I medici curanti che seguono Lamberto Sposini da quel tragico 29 aprile, hanno smezzo oggi lunedì 23 maggio l’annunciato bollettino medico sulle condizioni del giornalista. Già sabato scorso si erano pronunciati, dopo che Sposini aveva dato prova di confortevoli reazioni, dando appuntamento a oggi per un riassunto ufficiale della situazione. Lamberto Sposini infatti dopo lunghe settimane è finalmente uscito dal coma farmacologico e ha anche riaperto gli occhi, dimostrando uno stato di coscienza sufficientemente positivo. Nei giorni precedenti, poi, ancora in stato di coma, Sposini era stato sottoposto ad alcuni test in cui i suoi arti sia inferiori che superiori avevano dato prova di reagire agli stimoli del dolore. Dunque tutti segnali positivi che l’ematoma cerebrale che si era scatenato il 29 aprile pochi minuti prima di andare in trasmissione a “La vita in diretta”non avesse danneggiato in modo decisivo le funzioni del cervello.
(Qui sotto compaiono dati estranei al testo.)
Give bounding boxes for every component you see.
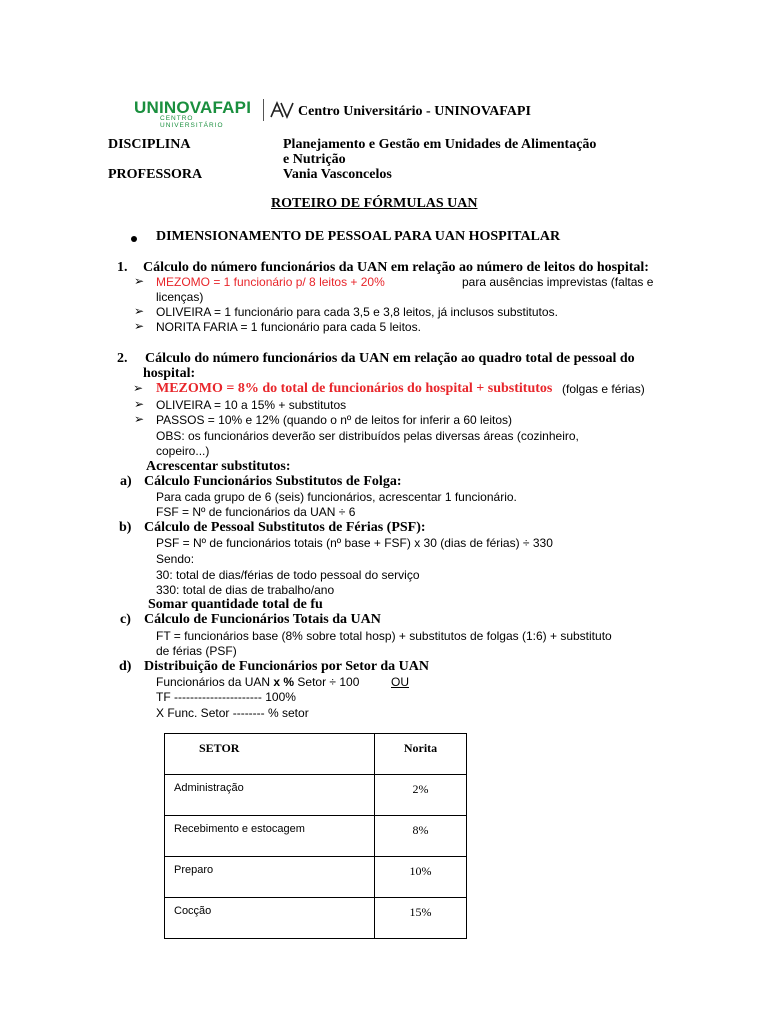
sub-b-line3: 30: total de dias/férias de todo pessoal do serviço xyxy=(156,568,420,582)
row-value: 2% xyxy=(412,782,429,796)
sub-d-formula-part3: Setor ÷ 100 xyxy=(294,675,360,689)
sub-b-line1: PSF = Nº de funcionários totais (nº base + FSF) x 30 (dias de férias) ÷ 330 xyxy=(156,536,553,550)
item1-norita: NORITA FARIA = 1 funcionário para cada 5 leitos. xyxy=(156,320,421,334)
item2-passos: PASSOS = 10% e 12% (quando o nº de leitos for inferir a 60 leitos) xyxy=(156,413,513,427)
acrescentar-heading: Acrescentar substitutos: xyxy=(146,459,291,474)
item1-mezomo-red: MEZOMO = 1 funcionário p/ 8 leitos + 20% xyxy=(156,275,385,289)
sub-b-line2: Sendo: xyxy=(156,552,195,566)
table-cell xyxy=(375,775,467,816)
bullet-icon xyxy=(131,236,137,242)
sub-d-ou: OU xyxy=(391,675,409,689)
arrow-bullet-icon: ➢ xyxy=(134,304,145,318)
table-header-cell xyxy=(375,734,467,775)
arrow-bullet-icon: ➢ xyxy=(134,319,145,333)
row-setor: Cocção xyxy=(174,905,212,917)
afya-logo-icon xyxy=(270,100,294,120)
sub-d-heading: Distribuição de Funcionários por Setor da UAN xyxy=(144,659,429,674)
sub-b-label: b) xyxy=(119,520,132,535)
sub-a-line1: Para cada grupo de 6 (seis) funcionários, acrescentar 1 funcionário. xyxy=(156,490,517,504)
logo-main-text: UNINOVAFAPI xyxy=(134,98,252,117)
table-cell xyxy=(375,816,467,857)
item2-heading-line2: hospital: xyxy=(143,366,196,381)
arrow-bullet-icon: ➢ xyxy=(134,412,145,426)
document-title: ROTEIRO DE FÓRMULAS UAN xyxy=(271,196,478,211)
sub-d-formula-part1: Funcionários da UAN xyxy=(156,675,274,689)
item1-oliveira: OLIVEIRA = 1 funcionário para cada 3,5 e 3,8 leitos, já inclusos substitutos. xyxy=(156,305,558,319)
row-value: 15% xyxy=(409,905,432,919)
disciplina-value-line1: Planejamento e Gestão em Unidades de Alimentação xyxy=(283,137,597,152)
logo-divider xyxy=(263,99,264,121)
section-heading: DIMENSIONAMENTO DE PESSOAL PARA UAN HOSPITALAR xyxy=(156,229,561,244)
arrow-bullet-icon: ➢ xyxy=(134,397,145,411)
sub-d-line2: TF ---------------------- 100% xyxy=(156,690,296,704)
sub-c-label: c) xyxy=(120,612,131,627)
sub-c-heading: Cálculo de Funcionários Totais da UAN xyxy=(144,612,381,627)
sub-d-line3: X Func. Setor -------- % setor xyxy=(156,706,309,720)
table-row xyxy=(165,816,467,857)
sub-b-heading: Cálculo de Pessoal Substitutos de Férias (PSF): xyxy=(144,520,426,535)
row-setor: Recebimento e estocagem xyxy=(174,823,305,835)
item2-mezomo-red: MEZOMO = 8% do total de funcionários do hospital + substitutos xyxy=(156,381,553,396)
table-cell xyxy=(165,898,375,939)
sub-a-line2: FSF = Nº de funcionários da UAN ÷ 6 xyxy=(156,505,356,519)
item1-number: 1. xyxy=(117,260,128,275)
disciplina-value-line2: e Nutrição xyxy=(283,152,346,167)
item1-heading: Cálculo do número funcionários da UAN em relação ao número de leitos do hospital: xyxy=(143,260,649,275)
header-setor: SETOR xyxy=(199,741,240,755)
row-value: 10% xyxy=(409,864,432,878)
sub-d-formula-part2: x % xyxy=(273,675,295,689)
table-cell xyxy=(375,857,467,898)
table-row xyxy=(165,775,467,816)
table-cell xyxy=(165,775,375,816)
row-setor: Preparo xyxy=(174,864,214,876)
disciplina-label: DISCIPLINA xyxy=(108,137,191,152)
item2-number: 2. xyxy=(117,351,128,366)
table-cell xyxy=(165,816,375,857)
item1-mezomo-rest: para ausências imprevistas (faltas e xyxy=(462,275,654,289)
professora-label: PROFESSORA xyxy=(108,167,203,182)
sub-c-line2: de férias (PSF) xyxy=(156,644,237,658)
table-header-cell xyxy=(165,734,375,775)
item2-oliveira: OLIVEIRA = 10 a 15% + substitutos xyxy=(156,398,347,412)
item1-mezomo-cont: licenças) xyxy=(156,290,204,304)
table-row xyxy=(165,898,467,939)
table-cell xyxy=(375,898,467,939)
table-header-row xyxy=(165,734,467,775)
table-row xyxy=(165,857,467,898)
item2-obs-line1: OBS: os funcionários deverão ser distribuídos pelas diversas áreas (cozinheiro, xyxy=(156,429,579,443)
item2-heading-line1: Cálculo do número funcionários da UAN em relação ao quadro total de pessoal do xyxy=(145,351,635,366)
institution-name: Centro Universitário - UNINOVAFAPI xyxy=(298,104,531,119)
row-setor: Administração xyxy=(174,782,244,794)
professora-value: Vania Vasconcelos xyxy=(283,167,392,182)
sub-d-label: d) xyxy=(119,659,132,674)
setor-table xyxy=(164,733,467,939)
header-norita: Norita xyxy=(403,741,438,755)
arrow-bullet-icon: ➢ xyxy=(133,381,144,395)
sub-d-formula xyxy=(156,675,359,689)
uninovafapi-logo xyxy=(134,98,254,129)
logo-sub-text: CENTRO UNIVERSITÁRIO xyxy=(160,115,224,129)
sub-a-heading: Cálculo Funcionários Substitutos de Folga: xyxy=(144,474,402,489)
item2-obs-line2: copeiro...) xyxy=(156,444,210,458)
item2-mezomo-rest: (folgas e férias) xyxy=(562,382,645,396)
sub-c-line1: FT = funcionários base (8% sobre total hosp) + substitutos de folgas (1:6) + substituto xyxy=(156,629,612,643)
sub-b-line4: 330: total de dias de trabalho/ano xyxy=(156,583,335,597)
sub-a-label: a) xyxy=(120,474,132,489)
row-value: 8% xyxy=(412,823,429,837)
arrow-bullet-icon: ➢ xyxy=(134,274,145,288)
sub-b-somar: Somar quantidade total de fu xyxy=(148,597,323,612)
table-cell xyxy=(165,857,375,898)
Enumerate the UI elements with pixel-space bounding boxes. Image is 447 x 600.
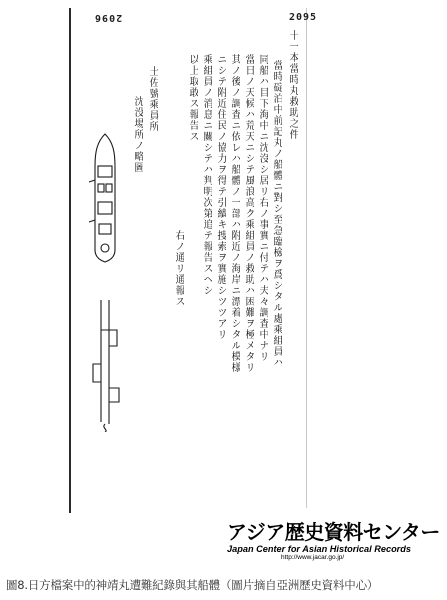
document-column: 右ノ通リ通報ス [173,230,184,307]
side-note: 沈没場所ノ略圖 [132,96,143,173]
document-column: 當時碇泊中前記丸ノ船體ニ對シ至急臨檢ヲ爲シタル處乘組員ハ [271,60,282,368]
document-column: ニシテ附近住民ノ協力ヲ得テ引續キ捜索ヲ實施シツツアリ [215,54,226,340]
page-number-left: 2096 [94,12,123,23]
document-column: 乘組員ノ消息ニ關シテハ判明次第追テ報告スヘシ [201,54,212,296]
logo-english: Japan Center for Asian Historical Records [227,544,411,554]
document-column: 當日ノ天候ハ荒天ニシテ風浪高ク乘組員ノ救助ハ困難ヲ極メタリ [243,54,254,373]
figure-caption: 圖8.日方檔案中的神靖丸遭難紀錄與其船體（圖片摘自亞洲歷史資料中心） [6,578,379,592]
document-column: 以上取敢ス報告ス [187,54,198,142]
document-heading: 十一本當時丸救助之件 [287,30,298,140]
scan-edge-right [306,8,307,508]
page-number-right: 2095 [289,12,318,23]
document-column: 同船ハ目下海中ニ沈沒シ居リ右ノ事實ニ付テハ夫々調査中ナリ [257,54,268,362]
scan-edge-left [69,8,71,513]
logo-japanese: アジア歴史資料センター [227,520,440,544]
jacar-logo [227,521,442,569]
ship-sketch-icon [87,132,123,432]
side-note: 土佐號乘員所 [147,66,158,132]
document-column: 其ノ後ノ調査ニ依レハ船體ノ一部ハ附近ノ海岸ニ漂着シタル模様 [229,54,240,373]
logo-url: http://www.jacar.go.jp/ [281,554,345,561]
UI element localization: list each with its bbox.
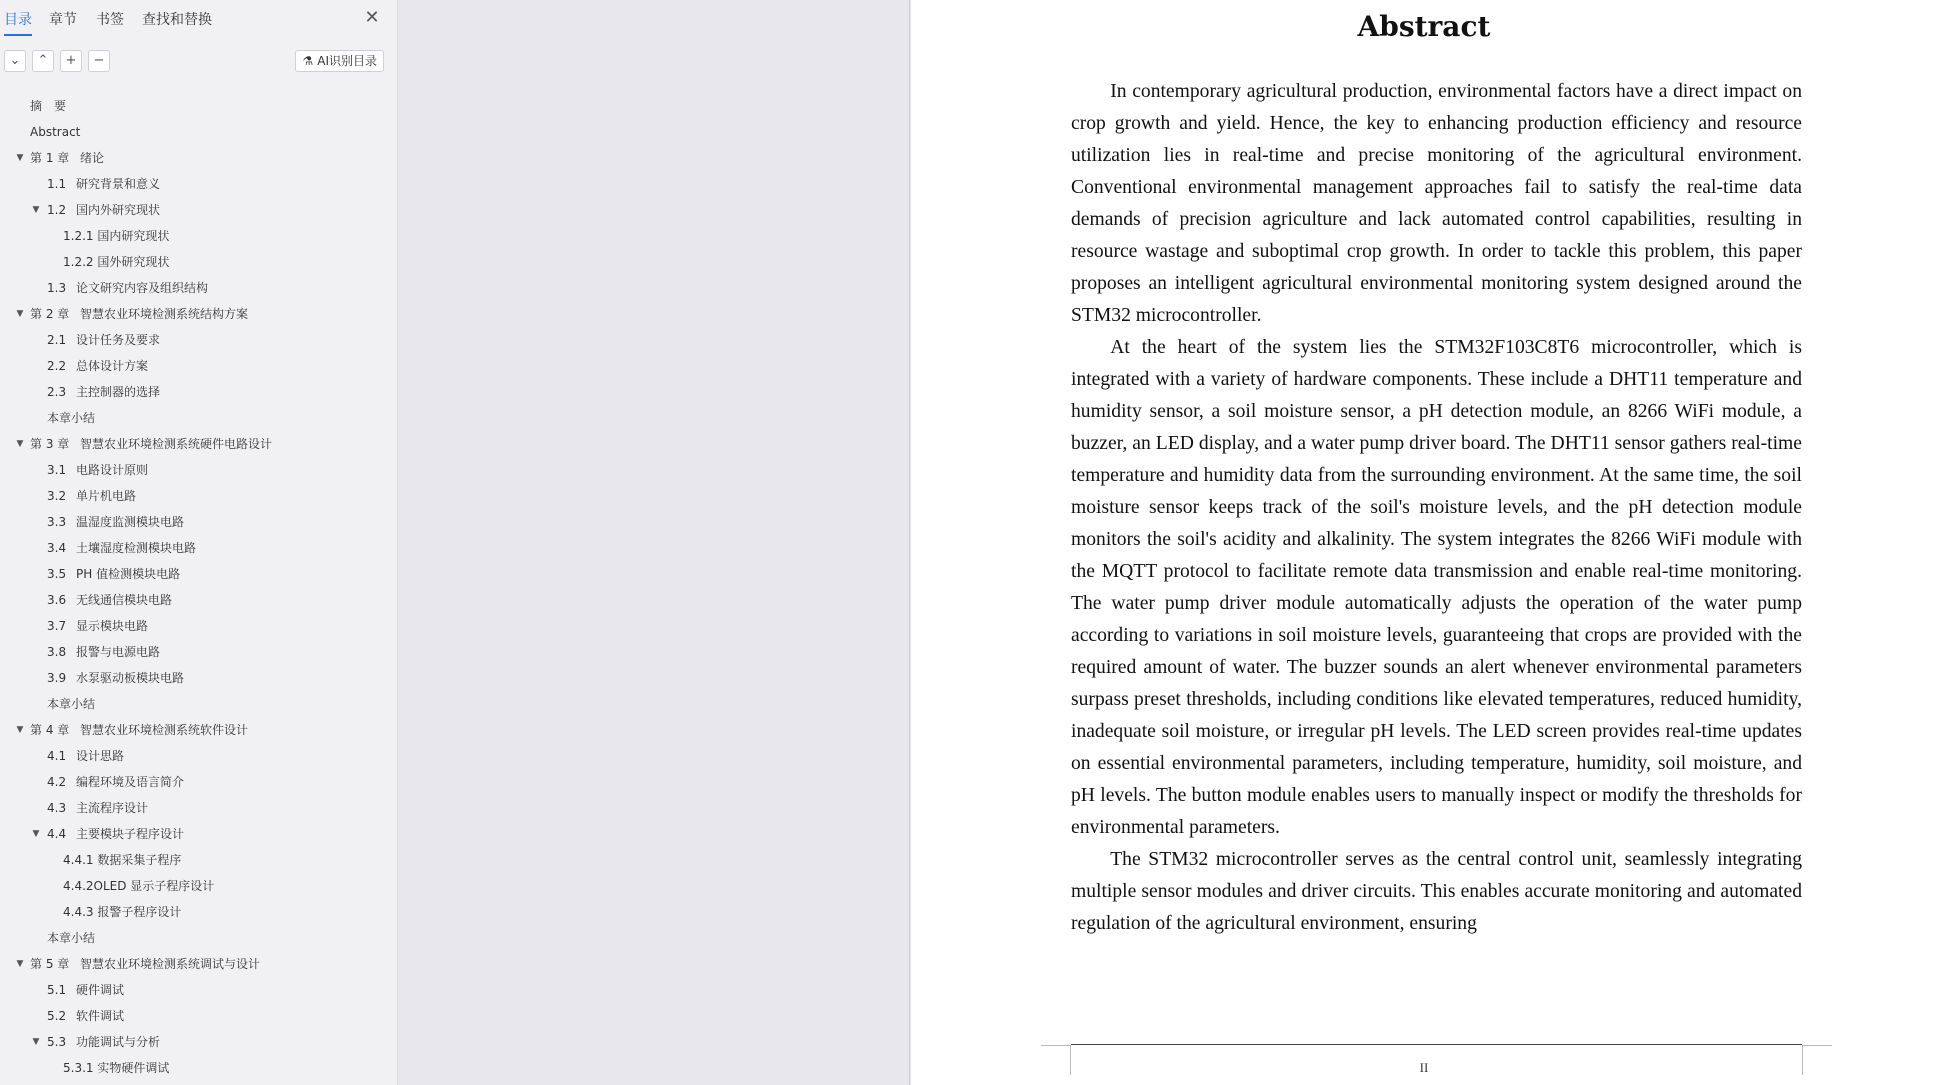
- toc-item-number: 2.1: [47, 333, 67, 347]
- toc-item-number: 3.2: [47, 489, 67, 503]
- toc-item[interactable]: [0, 223, 398, 249]
- toc-sidebar: [0, 0, 398, 1085]
- chevron-down-icon[interactable]: ⌄: [4, 50, 26, 72]
- ai-button-label: AI识别目录: [317, 54, 377, 68]
- toc-item-number: 3.1: [47, 463, 67, 477]
- toc-item-label: 报警与电源电路: [76, 645, 161, 659]
- caret-down-icon[interactable]: ▼: [16, 725, 24, 735]
- toc-item-label: 总体设计方案: [76, 359, 149, 373]
- toc-item-label: 4.4.3 报警子程序设计: [63, 905, 182, 919]
- toc-item-number: 5.3: [47, 1035, 67, 1049]
- toc-item[interactable]: [0, 483, 398, 509]
- toc-item-label: 显示模块电路: [76, 619, 149, 633]
- toc-item-number: 5.2: [47, 1009, 67, 1023]
- toc-item[interactable]: [0, 587, 398, 613]
- toc-item[interactable]: [0, 249, 398, 275]
- toc-item-label: 功能调试与分析: [76, 1035, 161, 1049]
- tab-bookmarks[interactable]: 书签: [96, 12, 124, 28]
- caret-down-icon[interactable]: ▼: [16, 439, 24, 449]
- paragraph: In contemporary agricultural production, environmental factors have a direct impact on crop growth and yield. Hence, the key to enhancing production efficiency and resource utilization lies in real-time and precise monitoring of the agricultural environment. Conventional environmental management approaches fail to satisfy the real-time data demands of precision agriculture and lack automated control capabilities, resulting in resource wastage and suboptimal crop growth. In order to tackle this problem, this paper proposes an intelligent agricultural environmental monitoring system designed around the STM32 microcontroller.: [1071, 81, 1802, 326]
- chevron-up-icon[interactable]: ⌃: [32, 50, 54, 72]
- sidebar-tabs: [0, 0, 398, 36]
- toc-item-number: 3.6: [47, 593, 67, 607]
- toc-item[interactable]: [0, 665, 398, 691]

Il rischio poteva infatti essere uno stato vegetativo del conduttore e giornalista. Quello che ha preoccupato di più è il lungo tempo passato tra lo scoppio dell’aneurisma e l’intervento chirurgico per l’asportazione del sangue diffusosi nel cervello.

Il bollettino medico di oggi dunque. Nelle parole dei medici prosegue lo stato di cauto ottimismo pronunciato più volte: “si assiste” dicono “a progressivo recupero delle funzioni vitali del paziente”. Il che è una notizia estremamente positiva. Il processo dunque va avanti e sebbene non si abbia idea di quanto lungo possa essere il processo di completa riabilitazione di Lamberto Sposini, i segnali sono incoraggianti.